Im Schmuckvogelhaus spricht auch alles vom billigen Sonntag. Der lachende Hans will sich vor Lachen ausschütten über die dummen Redensarten, die der Pfefferfresser wegen seines großen Schnabels hat anhören müssen. »Ja,« erzählte der, »eine Dame meinte, ob er mir nicht zu schwer sei, und ob das nicht eine Mißbildung sei. Unglaublich!«
»Quatsch!« meint der Nachtreiher, »Quatsch!«
»Zu verrückt, zu verrückt!« ruft der Wachtelhahn. »Übrigens soll ja nächstens wieder Billiger sein, hab' ich gehört.«
»Igittigittigitt,« schreit die Schwarzdrossel auf, »igittigittigitt, das fehlt gerade noch!«
»Uijeh, uijeh, das haben wir ja auch nötig,« klagt der Kiebitz, und die Lachtaube kichert und meint, dann müsse sie Brom nehmen oder Baldrian.

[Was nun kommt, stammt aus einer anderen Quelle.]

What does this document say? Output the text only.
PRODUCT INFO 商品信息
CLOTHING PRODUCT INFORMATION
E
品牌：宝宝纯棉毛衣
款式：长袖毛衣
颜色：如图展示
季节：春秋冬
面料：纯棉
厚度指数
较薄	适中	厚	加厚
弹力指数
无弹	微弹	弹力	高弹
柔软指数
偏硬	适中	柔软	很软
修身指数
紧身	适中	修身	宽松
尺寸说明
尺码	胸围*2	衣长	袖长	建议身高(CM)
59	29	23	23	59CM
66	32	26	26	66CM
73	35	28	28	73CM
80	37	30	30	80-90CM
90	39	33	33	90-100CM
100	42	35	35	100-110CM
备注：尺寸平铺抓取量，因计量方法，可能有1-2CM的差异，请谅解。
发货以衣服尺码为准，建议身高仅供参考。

»Ich habe die Nase auch voll,« brummt der Elefant. »Dieses ewige Geuze ist auf die Dauer langweilig. Ich möchte bloß ein einziges Mal dazwischen können; das würde ein schönes Gequietsche geben. Tun würde ich keinem was, bloß einen auf meinen Rücken setzen.«
Auf einmal lacht er. Er hat das Shettlandpony gesehen. Er nickt ihm zu. »Das haben Sie famos gemacht gestern. Wie der freche Bengel in den Sand schoß. Ja, was braucht er Ihnen auch immer die Hacken zu geben? Sie trabten doch schnell genug, Na, der kommt so bald nicht wieder!«
Das Pony wiehert vergnügt und beschnüffelt die Stelle, wo der Junge hinflog. Das Zebra aber grinst verächtlich, Auf ihm sollte einmal einer reiten! Der könnte seine Knochen im Taschentuch nach Hause bringen.
Die Leopardenmama im Raubtierhaus ist sehr besorgt um ihre Kleinen. »Ganz fimmelig haben sie mir die Kinder gemacht,« ruft sie der Löwin zu. »Kinder müssen Ruhe haben. Und dieses alberne Insgesichtloben taugt auch nichts. Fortwährend ging es: ›Gott, wie niedlich! Och, wie reuzend!‹ Gräßlich.«
Am verdrießlichsten aber ist der Mungo. Der hat zum dreihundertsten Male die Geschichte anhören müssen von dem Mann auf dem Bahnhof, der in einem Kasten ein Tier hat, das er mit Sardellenbrötchen füttert. Ein Sachse fragt ihn: »Sie, heer'n Se, was is das fier'n Dierche?«
»'n Mungo!« antwortet der Besitzer.
»Ach herrcheses nee, was Sie sagen. Also 'n Munko? Was frißt denn der eichentlich?«
»Schlangen!« anwortet der Besitzer.
»Herrjemmersch nee, also Schlangen. Aber das sind ja Sardellenbreetchen, womit Se ihn fittern, das sind ja gar keene richtigen Schlangen nich?«
»Es ist ja auch kein richtiger Mungo,« antwortet der Besitzer.
Kein Wunder, daß der Mungo über diese dumme Geschichte wütend ist. Aber nach dem billigen Sonntag sind alle Tieren im Zoologischen wütend, oder nervös, oder magenleidend.
Und von Rechts wegen müßte am anderen Tage der Garten geschlossen sein. Damit sie sich erholen können.